Même si, bien sûr, les bibliothèques traditionnelles gardent toute leur justification pour les documents traditionnels, les changements induits par le document numérique sont radicaux et profonds pour les professionnels de la documentation. Dès lors, décalquer le modèle traditionnel sur l’environnement numérique serait vain.

Pour autant, à l’instar de C. Lagoze et ses collègues (fr, eng), je crois que dans l’un et l’autre environnement, les bibliothèques sont des lieux où des personnes se rencontrent pour accéder à un savoir qu’ils partagent et qu’ils échangent. Les ressources que les bibliothèques sélectionnent et les services qu’elles offrent devraient refléter l’identité des communautés qu’elles servent. Mieux, j’affirme que c’est le fondement de leur économie. La justification du budget d’une bibliothèque est d’être au service de la communauté qui lui alloue son financement, par l’accès aux documents et aux informations qui fondent et enrichissent l’identité de celle-ci.

Les collections numériques mises en ligne par les bibliothèques le plus souvent inversent le sens traditionnel de la diffusion documentaire. Dans l’université, par exemple, la bibliothèque traditionnelle réunit des documents trouvés à l’extérieur pour les proposer à la communauté, tandis que la bibliothèque numérique, notamment par les dépôts institutionnels, récolte des documents produits par la communauté pour les proposer à l’extérieur. En réalité la bibliothèque agit comme une archive publique, c’est d’ailleurs le terme consacré : « archives ouvertes ».

Clifford Lynch ou encore Carl Lagoze proposent de ne pas s’en tenir à la collecte des simples articles, mais de l’élargir à toutes sortes d’objets numériques, y compris des bases de données, qu’il faudra rendre interopérables ouvrant largement la voie à l’e-science et à la possibilité de traitement de toutes sortes. Qu’est-ce donc sinon construire un système d’archivage pour la production scientifique et d’y appliquer une logique de Web sémantique ?

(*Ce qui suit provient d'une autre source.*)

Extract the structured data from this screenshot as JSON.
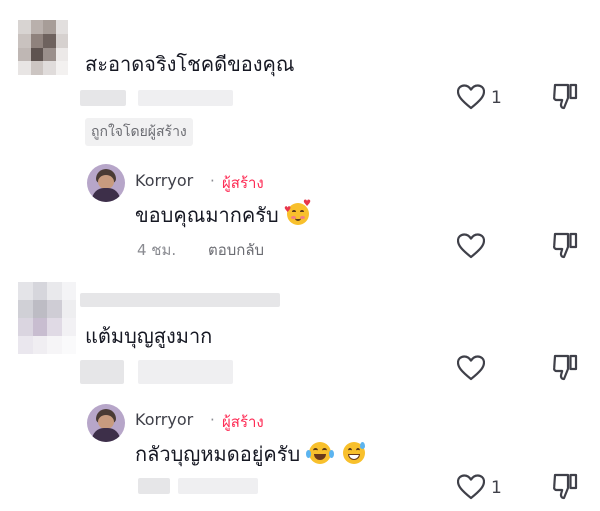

Tous ces éléments justifient l’affirmation d’un recoupement ou d’une fusion entre les savoirs bibliothéconomiques et archivistiques dans le domaine numérique. Les Français ont souvent une image d’une archivistique réduite aux documents patrimoniaux ou historiques. La conception est bien différente au Canada, pays plus jeune et dont les archives sont par force moins nombreuses. Ainsi déjà les institutions nationales de bibliothèque et d’archives ont fusionné au Canada et au Québec, préfigurant l’évolution des métiers.

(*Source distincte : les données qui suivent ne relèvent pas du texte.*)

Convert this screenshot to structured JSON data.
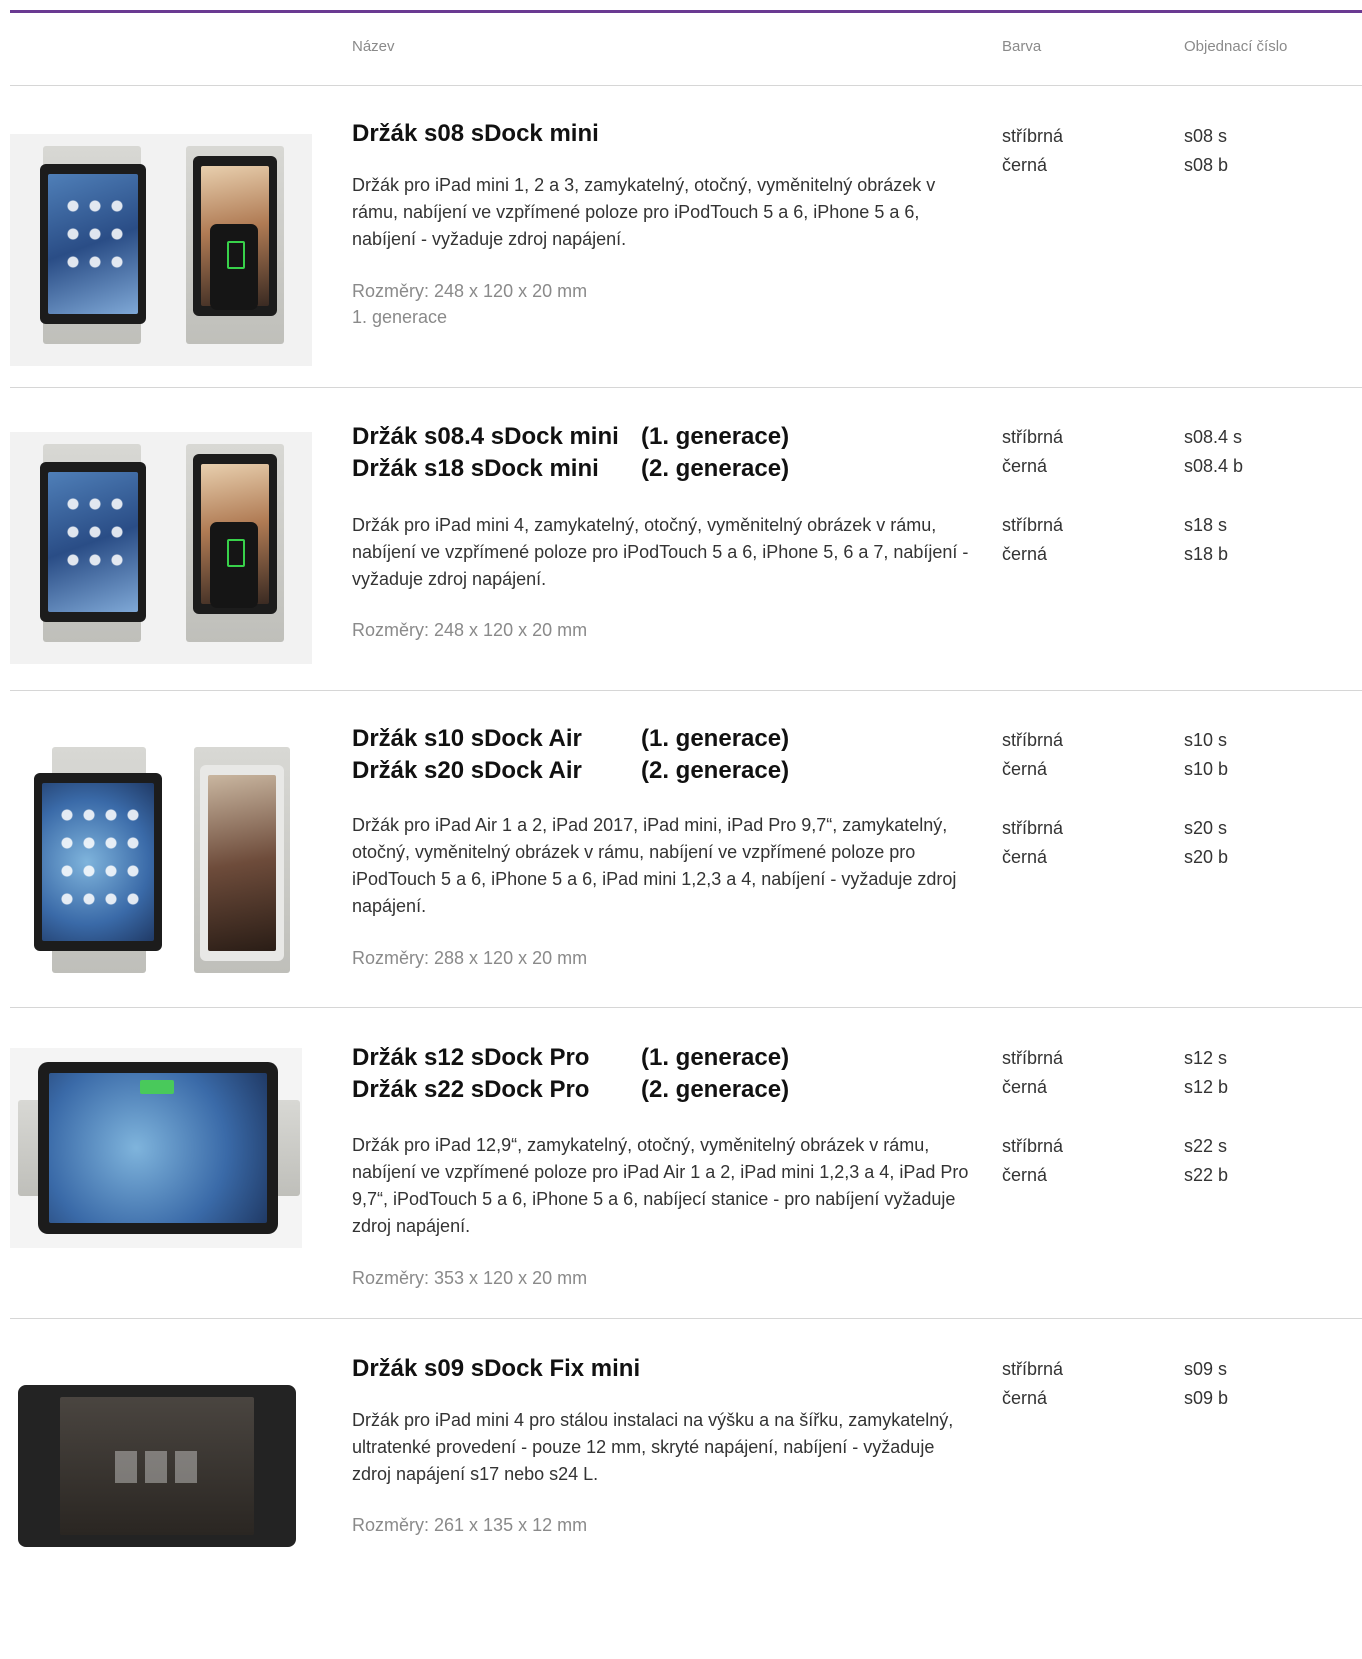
{
  "table": {
    "headers": {
      "name": "Název",
      "color": "Barva",
      "order": "Objednací číslo"
    }
  },
  "products": [
    {
      "titles": [
        {
          "name": "Držák s08 sDock mini",
          "generation": ""
        }
      ],
      "description": "Držák pro iPad mini 1, 2 a 3, zamykatelný, otočný, vyměnitelný obrázek v rámu, nabíjení ve vzpřímené poloze pro iPodTouch 5 a 6, iPhone 5 a 6, nabíjení - vyžaduje zdroj napájení.",
      "dimensions": [
        "Rozměry: 248 x 120 x 20 mm",
        "1. generace"
      ],
      "variants": [
        {
          "colors": [
            "stříbrná",
            "černá"
          ],
          "codes": [
            "s08 s",
            "s08 b"
          ]
        }
      ],
      "image": "ipad-mini-holder-image"
    },
    {
      "titles": [
        {
          "name": "Držák s08.4 sDock mini",
          "generation": "(1. generace)"
        },
        {
          "name": "Držák s18 sDock mini",
          "generation": "(2. generace)"
        }
      ],
      "description": "Držák pro iPad mini 4, zamykatelný, otočný, vyměnitelný obrázek v rámu, nabíjení ve vzpřímené poloze pro iPodTouch 5 a 6, iPhone 5, 6 a 7, nabíjení - vyžaduje zdroj napájení.",
      "dimensions": [
        "Rozměry: 248 x 120 x 20 mm"
      ],
      "variants": [
        {
          "colors": [
            "stříbrná",
            "černá"
          ],
          "codes": [
            "s08.4 s",
            "s08.4 b"
          ]
        },
        {
          "colors": [
            "stříbrná",
            "černá"
          ],
          "codes": [
            "s18 s",
            "s18 b"
          ]
        }
      ],
      "image": "ipad-mini-4-holder-image"
    },
    {
      "titles": [
        {
          "name": "Držák s10 sDock Air",
          "generation": "(1. generace)"
        },
        {
          "name": "Držák s20 sDock Air",
          "generation": "(2. generace)"
        }
      ],
      "description": "Držák pro iPad Air 1 a 2, iPad 2017, iPad mini, iPad Pro 9,7“, zamykatelný, otočný, vyměnitelný obrázek v rámu, nabíjení ve vzpřímené poloze pro iPodTouch 5 a 6, iPhone 5 a 6, iPad mini 1,2,3 a 4, nabíjení - vyžaduje zdroj napájení.",
      "dimensions": [
        "Rozměry: 288 x 120 x 20 mm"
      ],
      "variants": [
        {
          "colors": [
            "stříbrná",
            "černá"
          ],
          "codes": [
            "s10 s",
            "s10 b"
          ]
        },
        {
          "colors": [
            "stříbrná",
            "černá"
          ],
          "codes": [
            "s20 s",
            "s20 b"
          ]
        }
      ],
      "image": "ipad-air-holder-image"
    },
    {
      "titles": [
        {
          "name": "Držák s12 sDock Pro",
          "generation": "(1. generace)"
        },
        {
          "name": "Držák s22 sDock Pro",
          "generation": "(2. generace)"
        }
      ],
      "description": "Držák pro iPad 12,9“, zamykatelný, otočný, vyměnitelný obrázek v rámu, nabíjení ve vzpřímené poloze pro iPad Air 1 a 2, iPad mini 1,2,3 a 4, iPad Pro 9,7“, iPodTouch 5 a 6, iPhone 5 a 6, nabíjecí stanice - pro nabíjení vyžaduje zdroj napájení.",
      "dimensions": [
        "Rozměry: 353 x 120 x 20 mm"
      ],
      "variants": [
        {
          "colors": [
            "stříbrná",
            "černá"
          ],
          "codes": [
            "s12 s",
            "s12 b"
          ]
        },
        {
          "colors": [
            "stříbrná",
            "černá"
          ],
          "codes": [
            "s22 s",
            "s22 b"
          ]
        }
      ],
      "image": "ipad-pro-holder-image"
    },
    {
      "titles": [
        {
          "name": "Držák s09 sDock Fix mini",
          "generation": ""
        }
      ],
      "description": "Držák pro iPad mini 4 pro stálou instalaci na výšku a na šířku, zamykatelný, ultratenké provedení - pouze 12 mm, skryté napájení, nabíjení - vyžaduje zdroj napájení s17 nebo s24 L.",
      "dimensions": [
        "Rozměry: 261 x 135 x 12 mm"
      ],
      "variants": [
        {
          "colors": [
            "stříbrná",
            "černá"
          ],
          "codes": [
            "s09 s",
            "s09 b"
          ]
        }
      ],
      "image": "ipad-mini-fix-holder-image"
    }
  ]
}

Pour l’illustrer l’ampleur du changement, il serait peut-être temps d’adapter notre vocabulaire. Le terme de bibliothèque numérique me paraît inadéquat pour rendre compte du repositionnement nécessaire. Il est à la fois trop étroit, faisant référence au modèle traditionnel qui n’est plus d’actualité, et trop large car couramment utilisé comme une simple métaphore du Web tout entier.

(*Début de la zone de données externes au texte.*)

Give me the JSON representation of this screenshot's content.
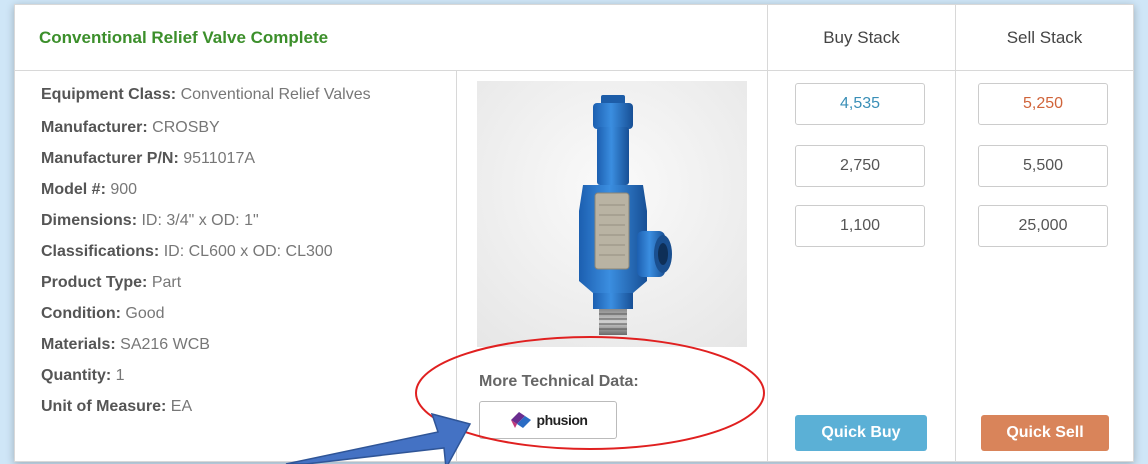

Je proposerais volontiers le néologisme d’ « archithécaire ». Il commence comme archiviste et finit comme bibliothécaire, illustrant la fusion des métiers dans le numérique. Il renvoie à une archi-thèque, c'est-à-dire, bien au-delà d’une bibliothèque par les items concernés et par ses outils, mais reste défini sur un lieu, représentant une communauté. Enfin l’homophonie avec architecte est bienvenue.